The inscription reads:

“To Nora from Dylan, March 1938”.

And just who was “Nora”?

To quote again from the seller’s interesting notes.

The recipient was Nora Summers (1892-1948), an artist and the lover of Yvonne Macnamara, Thomas’s mother-in-law. Nora had studied at the Bristol School of Art and then the Slade in London, and married fellow artist Gerald Summers in 1912. In 1914 she became close to the family of painter Augustus John, and through him Yvonne and the Macnamara children, with whom she and Gerald lived communally for a few years. Yvonne and Nora’s relationship was intense, and Caitlin ( Yvonne’s daughter, and subsequently Dylan’s wife) later remembered Nora as “the father figure of our girlhood and an evil one”, but the two fiery women did see eye-to-eye about art, with Caitlin acting as a model for Nora’s burgeoning photographic hobby. Nora also enjoyed entertaining the young artistic friends of the Macnamaras, including Dylan Thomas, and she took a number of now-iconic photographs of the poet, including the image of Thomas smoking, and the photograph of the poet and his wife at Brown’s Hotel in 1938. 

So why the synchronicity? Fiona and I had called in at a local craft fair just before Christmas and found 3 lovely small bud vases which I thought would be brilliant for holding and photographing individual snowdrops. So for Christmas this year, our table had been graced with 4 flowers from our favourite snowdrop, which had been “open” this year from the middle of November.

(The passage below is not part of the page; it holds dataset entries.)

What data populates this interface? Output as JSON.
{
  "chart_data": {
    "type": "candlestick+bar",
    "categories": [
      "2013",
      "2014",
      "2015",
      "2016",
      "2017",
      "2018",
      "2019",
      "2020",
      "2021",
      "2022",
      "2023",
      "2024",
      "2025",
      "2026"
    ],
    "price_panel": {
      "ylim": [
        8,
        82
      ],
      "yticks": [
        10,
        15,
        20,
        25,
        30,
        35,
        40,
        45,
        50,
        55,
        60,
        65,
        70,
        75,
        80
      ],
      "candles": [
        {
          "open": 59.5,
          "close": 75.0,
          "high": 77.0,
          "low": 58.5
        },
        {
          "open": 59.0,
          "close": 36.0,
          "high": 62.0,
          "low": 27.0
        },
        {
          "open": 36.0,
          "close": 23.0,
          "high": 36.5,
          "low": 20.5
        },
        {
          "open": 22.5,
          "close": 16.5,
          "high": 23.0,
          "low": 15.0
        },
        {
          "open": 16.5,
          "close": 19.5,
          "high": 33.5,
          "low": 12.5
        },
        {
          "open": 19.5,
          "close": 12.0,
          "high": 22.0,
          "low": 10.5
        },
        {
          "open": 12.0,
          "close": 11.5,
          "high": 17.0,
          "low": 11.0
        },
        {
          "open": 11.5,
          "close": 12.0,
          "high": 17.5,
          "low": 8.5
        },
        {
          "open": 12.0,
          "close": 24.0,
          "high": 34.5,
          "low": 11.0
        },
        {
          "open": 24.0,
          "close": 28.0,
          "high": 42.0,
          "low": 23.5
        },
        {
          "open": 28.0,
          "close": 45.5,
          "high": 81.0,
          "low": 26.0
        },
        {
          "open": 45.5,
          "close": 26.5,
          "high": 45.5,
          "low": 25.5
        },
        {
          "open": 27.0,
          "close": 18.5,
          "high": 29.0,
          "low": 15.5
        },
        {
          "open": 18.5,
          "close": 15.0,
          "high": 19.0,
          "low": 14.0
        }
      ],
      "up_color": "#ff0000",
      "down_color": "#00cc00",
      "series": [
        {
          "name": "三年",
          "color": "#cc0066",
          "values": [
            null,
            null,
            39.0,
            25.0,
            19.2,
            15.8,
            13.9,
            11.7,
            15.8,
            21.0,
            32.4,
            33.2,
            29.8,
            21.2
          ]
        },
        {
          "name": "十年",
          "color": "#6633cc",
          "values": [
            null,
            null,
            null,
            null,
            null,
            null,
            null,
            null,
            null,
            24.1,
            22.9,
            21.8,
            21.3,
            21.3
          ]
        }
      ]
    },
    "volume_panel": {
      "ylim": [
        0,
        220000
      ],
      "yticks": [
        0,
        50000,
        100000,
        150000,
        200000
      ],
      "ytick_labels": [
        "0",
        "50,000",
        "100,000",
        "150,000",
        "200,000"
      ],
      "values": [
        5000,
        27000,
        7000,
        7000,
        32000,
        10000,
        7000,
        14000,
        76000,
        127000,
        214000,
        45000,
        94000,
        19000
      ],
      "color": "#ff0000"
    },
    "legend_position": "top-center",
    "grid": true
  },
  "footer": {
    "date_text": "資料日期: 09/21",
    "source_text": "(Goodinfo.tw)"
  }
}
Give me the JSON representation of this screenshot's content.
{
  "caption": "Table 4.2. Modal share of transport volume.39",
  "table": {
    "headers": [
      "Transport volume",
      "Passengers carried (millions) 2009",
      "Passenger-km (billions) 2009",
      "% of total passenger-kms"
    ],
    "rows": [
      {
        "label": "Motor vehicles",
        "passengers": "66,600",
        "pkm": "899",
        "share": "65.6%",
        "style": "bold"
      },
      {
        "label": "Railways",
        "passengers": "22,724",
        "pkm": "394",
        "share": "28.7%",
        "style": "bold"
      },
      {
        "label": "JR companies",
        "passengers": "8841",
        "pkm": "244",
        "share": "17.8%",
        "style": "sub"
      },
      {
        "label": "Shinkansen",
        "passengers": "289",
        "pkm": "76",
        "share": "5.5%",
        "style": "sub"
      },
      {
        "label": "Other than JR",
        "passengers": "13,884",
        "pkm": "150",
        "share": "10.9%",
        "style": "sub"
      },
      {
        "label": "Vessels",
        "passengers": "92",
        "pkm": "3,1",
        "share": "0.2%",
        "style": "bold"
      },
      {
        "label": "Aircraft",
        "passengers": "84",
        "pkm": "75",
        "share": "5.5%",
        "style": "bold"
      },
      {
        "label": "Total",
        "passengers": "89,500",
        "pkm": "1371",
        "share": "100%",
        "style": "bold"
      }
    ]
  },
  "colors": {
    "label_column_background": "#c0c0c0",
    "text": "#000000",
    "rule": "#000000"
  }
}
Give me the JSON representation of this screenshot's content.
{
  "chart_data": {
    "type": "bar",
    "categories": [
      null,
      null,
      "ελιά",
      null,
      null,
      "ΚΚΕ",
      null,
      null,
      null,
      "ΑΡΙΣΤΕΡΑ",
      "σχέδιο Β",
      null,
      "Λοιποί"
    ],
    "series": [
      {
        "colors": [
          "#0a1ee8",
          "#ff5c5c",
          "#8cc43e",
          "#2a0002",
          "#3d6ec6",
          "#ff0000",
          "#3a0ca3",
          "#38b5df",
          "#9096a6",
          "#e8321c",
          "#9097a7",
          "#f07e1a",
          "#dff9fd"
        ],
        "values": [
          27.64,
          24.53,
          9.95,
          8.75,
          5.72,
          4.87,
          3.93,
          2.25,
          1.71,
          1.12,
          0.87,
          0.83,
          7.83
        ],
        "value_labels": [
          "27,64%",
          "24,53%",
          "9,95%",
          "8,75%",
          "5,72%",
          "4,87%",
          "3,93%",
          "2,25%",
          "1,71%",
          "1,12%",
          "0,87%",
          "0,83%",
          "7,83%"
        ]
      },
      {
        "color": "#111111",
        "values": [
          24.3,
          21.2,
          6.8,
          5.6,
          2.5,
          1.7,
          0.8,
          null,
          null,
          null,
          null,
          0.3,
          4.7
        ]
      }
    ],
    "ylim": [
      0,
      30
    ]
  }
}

Except outside, the flowers rarely open wide in the cold and damp.

Brought into the warmth of the house, the flowers soon opened fully, and from just these 4 flowers, the honeyed scent then released was wonderful.

And what is this snowdrop called? Well, Galanthus ‘Mrs.(Yvonne) Macnamara’. Since it was she, who was the original source of this fantastic snowdrop.

Oh, and if you wanted to own this rare book of poetry, with a tenuous link to the world of snowdrops, how much would it set you back? And check your bank balance first, since the asking price is £8,750!!!

I think I’d settle for a snowdrop bulb of ‘Mrs. M’ for less than a tenner, and relish her annual return from earth bound slumbers.